An excerpt of the essay, which was titled, "Reflections of a Jamaican Father," stated:
My roots go back, within my lifetime, to my paternal grandmother Miss Chrishy (née Christiana Brown, descendant of Hamilton Brown who is on record as plantation and slave owner and founder of Brown's Town) and to my maternal grandmother Miss Iris (née Iris Finegan, farmer and educator, from Aenon Town and Inverness, ancestry unknown to me). The Harris name comes from my paternal grandfather Joseph Alexander Harris, land-owner and agricultural 'produce' exporter (mostly pimento or all-spice), who died in 1939 one year after I was born and is buried in the church yard of the magnificent Anglican Church which Hamilton Brown built in Brown's Town (and where, as a child, I learned the catechism, was baptized and confirmed, and served as an acolyte).
This isn't the first time professor Harris has offered up less-than-flattering family information.
Earlier in February, he decried his Kamala's remarks about legalizing marijuana, during which she painted her family and those from Jamaica as potheads.
Kamala discussed marijuana legalization on the radio show, "The Breakfast Club." When asked if she supported marijuana legalization, she responded, "Half my family's from Jamaica. Are you kidding me?"
She added that marijuana brings people joy, "and we need more joy in the world."
Donald Harris issued a blistering statement to Jamaica Global Online, distancing himself and his family from Kamala's remarks.

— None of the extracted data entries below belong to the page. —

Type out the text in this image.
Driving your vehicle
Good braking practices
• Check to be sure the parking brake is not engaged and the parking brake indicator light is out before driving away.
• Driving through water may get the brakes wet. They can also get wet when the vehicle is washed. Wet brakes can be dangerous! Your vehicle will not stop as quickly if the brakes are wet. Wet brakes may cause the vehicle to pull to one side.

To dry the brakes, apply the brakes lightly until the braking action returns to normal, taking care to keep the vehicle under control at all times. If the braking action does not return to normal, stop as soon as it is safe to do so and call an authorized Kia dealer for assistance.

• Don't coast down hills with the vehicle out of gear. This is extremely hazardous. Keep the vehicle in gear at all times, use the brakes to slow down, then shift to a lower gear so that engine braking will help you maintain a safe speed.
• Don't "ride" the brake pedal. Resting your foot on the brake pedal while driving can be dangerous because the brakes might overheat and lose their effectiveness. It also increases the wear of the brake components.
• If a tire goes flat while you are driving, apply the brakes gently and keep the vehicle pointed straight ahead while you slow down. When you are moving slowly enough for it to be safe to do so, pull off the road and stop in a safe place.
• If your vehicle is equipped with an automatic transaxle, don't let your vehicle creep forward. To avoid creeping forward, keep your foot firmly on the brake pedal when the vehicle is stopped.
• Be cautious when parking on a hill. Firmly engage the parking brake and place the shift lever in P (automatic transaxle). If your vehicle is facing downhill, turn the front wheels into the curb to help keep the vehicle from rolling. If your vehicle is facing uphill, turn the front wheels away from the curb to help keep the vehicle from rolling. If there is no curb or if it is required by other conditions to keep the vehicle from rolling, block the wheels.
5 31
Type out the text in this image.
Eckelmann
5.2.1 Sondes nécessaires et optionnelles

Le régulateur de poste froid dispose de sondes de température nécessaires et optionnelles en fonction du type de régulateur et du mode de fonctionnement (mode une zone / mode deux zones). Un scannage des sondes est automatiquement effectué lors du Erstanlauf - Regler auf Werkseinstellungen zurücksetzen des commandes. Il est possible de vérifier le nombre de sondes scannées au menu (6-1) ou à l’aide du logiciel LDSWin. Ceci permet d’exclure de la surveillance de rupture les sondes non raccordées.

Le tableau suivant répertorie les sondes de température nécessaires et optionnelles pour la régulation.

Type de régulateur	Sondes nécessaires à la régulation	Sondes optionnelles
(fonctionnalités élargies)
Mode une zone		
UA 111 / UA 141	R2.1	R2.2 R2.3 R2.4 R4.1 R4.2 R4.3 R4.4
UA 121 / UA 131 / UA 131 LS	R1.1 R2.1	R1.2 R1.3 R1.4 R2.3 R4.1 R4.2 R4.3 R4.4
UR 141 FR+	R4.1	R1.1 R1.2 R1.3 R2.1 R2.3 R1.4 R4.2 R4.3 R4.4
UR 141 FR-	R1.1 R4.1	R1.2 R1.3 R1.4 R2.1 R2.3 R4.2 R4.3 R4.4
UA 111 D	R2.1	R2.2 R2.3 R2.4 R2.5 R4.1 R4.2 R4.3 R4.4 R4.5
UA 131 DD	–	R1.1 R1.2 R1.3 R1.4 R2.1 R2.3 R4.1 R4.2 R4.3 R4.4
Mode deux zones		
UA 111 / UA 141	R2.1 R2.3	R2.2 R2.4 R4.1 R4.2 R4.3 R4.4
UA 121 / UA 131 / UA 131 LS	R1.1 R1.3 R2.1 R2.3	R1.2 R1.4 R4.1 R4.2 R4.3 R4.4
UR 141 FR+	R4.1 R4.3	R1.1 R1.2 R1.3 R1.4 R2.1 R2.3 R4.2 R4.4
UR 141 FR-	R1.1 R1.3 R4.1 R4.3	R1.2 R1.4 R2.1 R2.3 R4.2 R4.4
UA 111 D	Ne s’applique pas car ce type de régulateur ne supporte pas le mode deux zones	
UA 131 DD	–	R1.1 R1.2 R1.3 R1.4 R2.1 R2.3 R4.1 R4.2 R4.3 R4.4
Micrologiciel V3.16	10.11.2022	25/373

My dear departed grandmothers (whose extraordinary legacy I described in a recent essay on this website), as well as my deceased parents, must be turning in their grave right now to see their family name, reputation and proud Jamaican identity being connected, in any way, jokingly or not with the fraudulent stereotype of a pot-smoking joy seeker and in the pursuit of identity politics. Speaking for myself and my immediate Jamaican family, we wish to categorically dissociate ourselves from this travesty.